Desired events order:

  • Service gets new config alert, starts responding with 503 on health check
  • ECS starts a new task to replace it
  • New task healthy
  • ECS kills old task

Service set with Min healthy percent = 100%, Max healthy percent 200%

Container health check:

 healthCheck : {
  startPeriod : 20
  retries : 2,
  command : [
    "CMD-SHELL",
    "curl -f http://localhost:8080/sys/health-check || exit 1"
  ],
  timeout : 5,
  interval : 10
}

Solution

  • It's shutting down the old task earlier than you want, because your task is failing health checks, so as far as ECS is concerned the task can not handle any more requests and is being removed immediately.
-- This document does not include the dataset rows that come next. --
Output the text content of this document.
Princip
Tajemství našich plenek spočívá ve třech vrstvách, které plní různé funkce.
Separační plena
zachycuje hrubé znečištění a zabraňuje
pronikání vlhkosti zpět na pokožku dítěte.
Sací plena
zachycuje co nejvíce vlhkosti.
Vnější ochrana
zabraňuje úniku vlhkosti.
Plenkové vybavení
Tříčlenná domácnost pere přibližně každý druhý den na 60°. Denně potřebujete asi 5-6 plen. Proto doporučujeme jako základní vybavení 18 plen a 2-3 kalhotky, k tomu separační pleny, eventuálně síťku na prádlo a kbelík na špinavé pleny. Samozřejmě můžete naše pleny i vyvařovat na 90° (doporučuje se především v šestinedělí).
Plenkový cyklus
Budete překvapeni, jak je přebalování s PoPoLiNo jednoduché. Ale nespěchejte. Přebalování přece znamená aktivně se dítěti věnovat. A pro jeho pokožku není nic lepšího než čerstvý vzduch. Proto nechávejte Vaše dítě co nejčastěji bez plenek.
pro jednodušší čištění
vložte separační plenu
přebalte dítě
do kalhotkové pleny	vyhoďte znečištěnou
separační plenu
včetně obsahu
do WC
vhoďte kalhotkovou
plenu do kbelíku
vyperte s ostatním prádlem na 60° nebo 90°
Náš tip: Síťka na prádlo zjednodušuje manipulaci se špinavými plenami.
Tricking ECS to redeploy by failing the health check isn't really the cleanest way to trigger a new deployment.

    The ideal way to trigger a new deployment is to run the CLI command aws ecs update-service --force-new-deployment (or the equivalent API call in one of the AWS SDKs). This tells ECS that you want to replace the existing tasks with new tasks, using the configured min-healthy and max-healthy deployment settings on the ECS service.

    I would suggest changing your internal mechanism of updating the config to trigger that command after the config is changed. Alternatively you might think about having a Lambda function that is triggered by the config change, which then calls the ECS API to trigger a new service deployment.